SELECT * FROM lineitem WHERE L_TAX = 0.07;

  1. What is the estimated total cost of executing the best plan? What does the cost of a plan mean in MySQL?
  2. What is the estimated result cardinality for this plan? How does the query optimizer obtain this value? Is it a reasonable one?
  3. Which access method (access path) does the optimizer choose?

Create an index “ltax_idx” on the attribute “L_TAX”.

  1. Which access method does the optimizer consider to be the best now? Is the estimated result cardinality better now? Why?
  2. Compare the two plans (without and with index). Explain briefly why access method in (4) is cheaper than the previous one.

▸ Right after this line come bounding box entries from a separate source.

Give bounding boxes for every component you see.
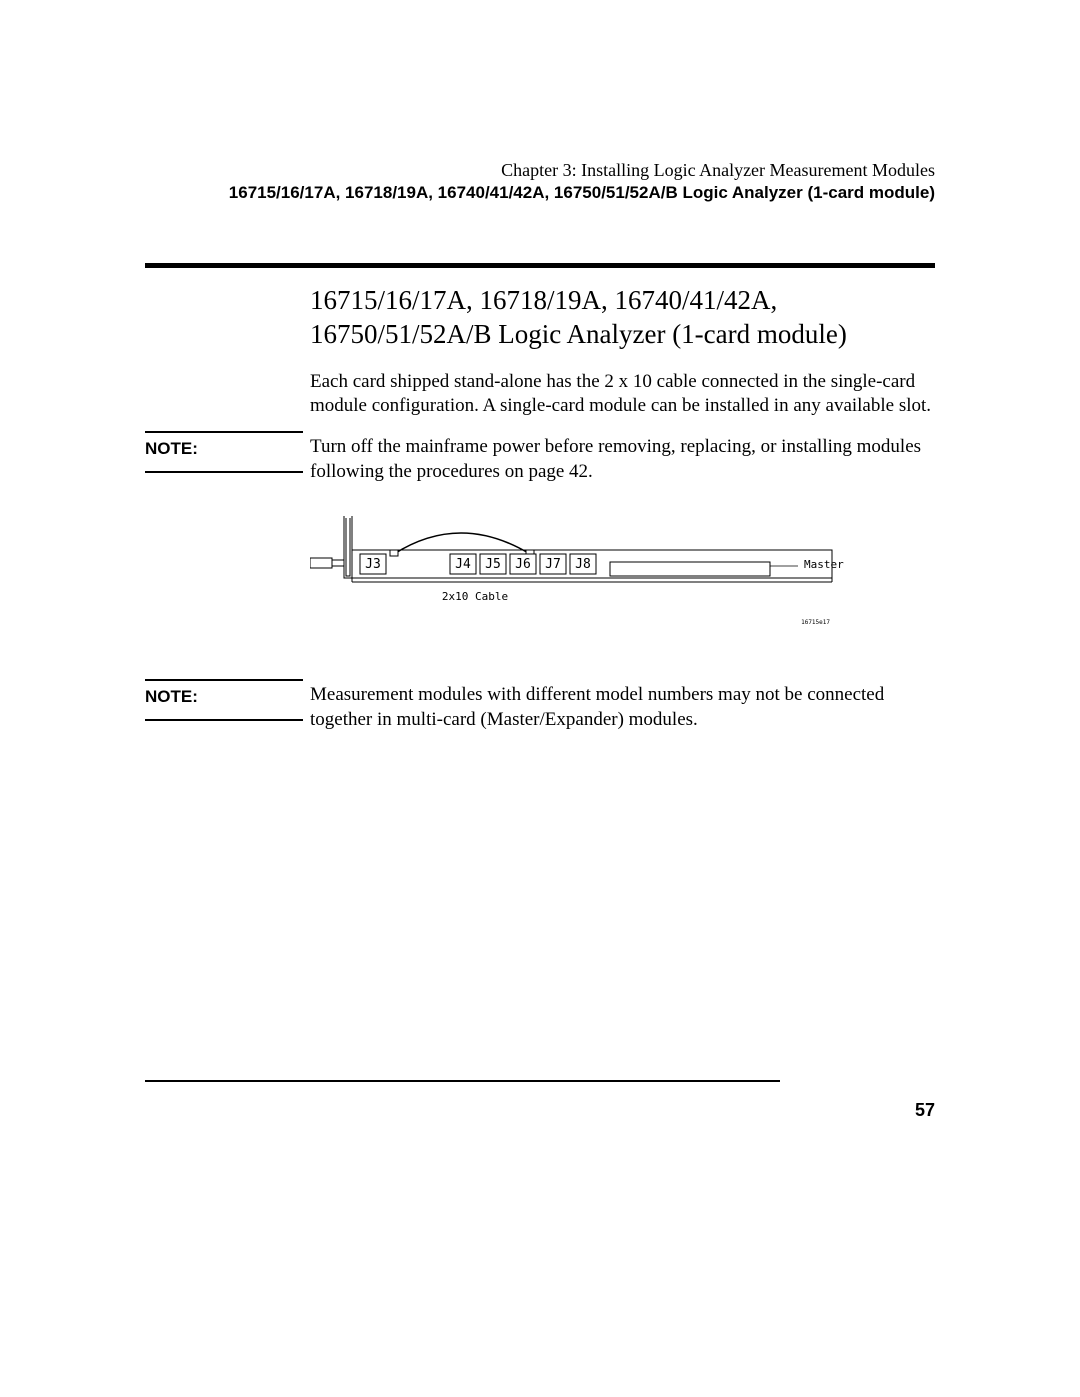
- footer-rule: [145, 1080, 780, 1082]
- note-text: Measurement modules with different model…: [310, 679, 935, 732]
- page-number: 57: [915, 1100, 935, 1121]
- cable-label: 2x10 Cable: [442, 590, 508, 603]
- note-block-1: NOTE: Turn off the mainframe power befor…: [145, 431, 935, 484]
- chapter-title: Chapter 3: Installing Logic Analyzer Mea…: [145, 160, 935, 181]
- connector-j5: J5: [485, 557, 501, 572]
- note-text: Turn off the mainframe power before remo…: [310, 431, 935, 484]
- note-rule-top: [145, 431, 303, 433]
- connector-j3: J3: [365, 557, 381, 572]
- diagram-svg: J3 J4 J5 J6 J7 J8 Master 2x10 Cable: [310, 504, 870, 644]
- connector-j4: J4: [455, 557, 471, 572]
- connector-j6: J6: [515, 557, 531, 572]
- connector-j8: J8: [575, 557, 591, 572]
- module-diagram: J3 J4 J5 J6 J7 J8 Master 2x10 Cable: [310, 504, 870, 649]
- heading-rule: [145, 263, 935, 268]
- note-label: NOTE:: [145, 439, 198, 458]
- section-title: 16715/16/17A, 16718/19A, 16740/41/42A, 1…: [145, 183, 935, 203]
- note-rule-bottom: [145, 471, 303, 473]
- note-rule-top: [145, 679, 303, 681]
- note-block-2: NOTE: Measurement modules with different…: [145, 679, 935, 732]
- main-heading: 16715/16/17A, 16718/19A, 16740/41/42A, 1…: [310, 284, 935, 352]
- master-label: Master: [804, 558, 844, 571]
- diagram-ref-id: 16715e17: [801, 619, 830, 626]
- note-label: NOTE:: [145, 687, 198, 706]
- page-header: Chapter 3: Installing Logic Analyzer Mea…: [145, 160, 935, 203]
- intro-paragraph: Each card shipped stand-alone has the 2 …: [310, 370, 935, 419]
- connector-j7: J7: [545, 557, 561, 572]
- note-rule-bottom: [145, 719, 303, 721]
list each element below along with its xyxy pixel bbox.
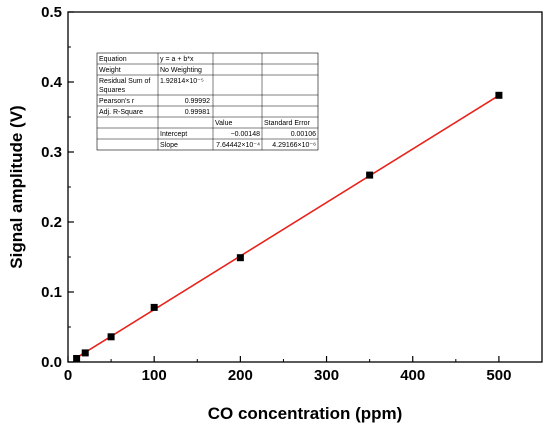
fit-table-cell: Value: [215, 120, 232, 127]
data-points: [73, 91, 503, 362]
data-point: [81, 349, 89, 357]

4.3 Index on range select (20%)

Consider the following query:

SELECT * FROM lineitem WHERE L_QUANTITY < 45;

  1. How many tuples does the query optimizer think will be returned? What is the estimated total cost?
  2. What is the access method used?

Create an index “l_qty_idx” on the attribute “L_QUANTITY”. Consider now the following query:

SELECT * FROM lineitem WHERE L_QUANTITY < 3;

  1. What is the estimated total cost now? Is it correct? In what order would the tuples be returned by this plan?
  2. Explain why one of the access methods is more expensive than the other.

4.4 Join algorithm (20%)

Consider the following query:

SELECT DISTINCT (s_name)

FROM supplier, partsupp

WHERE s_suppkey = ps_suppkey AND ps_availqty < 40;

Answer the follow questions:

  1. Write down the best plan estimated by the optimizer (in plan tree form). What is the estimated total cost?
  2. What is the join algorithm used in the plan? Explain how the system reads the two relations (what access path uses).
  3. According to the optimizer, how many tuples will be retrieved from partsupp? How many from supplier? Are these estimations correct?
  4. Can you add an index to improve the performance of the plan? Which index you will create and on which attribute? What is the new plan that is executed and what is its cost?
  5. After you created the index, check the estimation of the tuples retrieved from partsupp. Is it correct? If yes, why?

4.5 Three-Way Join (20%)

Consider the following query:

SELECT p_name, s_name

FROM part, supplier, partsupp

WHERE s_suppkey = ps_suppkey AND p_partkey = ps_partkey;

 

  1. Write down the best plan estimated by the optimizer. List the joins and access methods it uses, and the order in which the relations are joined. What is the estimated cost of this plan? What is the actual query execution of this query.
  2. Can you add an index to improve the query performance? You are free to add any index that you like on any table. What is the new plan now? What is the new estimated cost? Is the new plan really better in practice than the previous one (does the actual query runs faster now)?
  3. Modify the query by adding a condition AND ps_availqty < 10 in the WHERE clause. What are the differences between this plan and the one in (1)? What is the advantage of choosing this plan over the previous one.

5. Submission instructions

You should turn in brief answers to questions by Friday, December 1, 2017 at 11:59PM. You can either return your answers in hard copy in the CS460 dropbox or create a file and use gsubmit. The plans should be written down in the tree form that we discussed in class.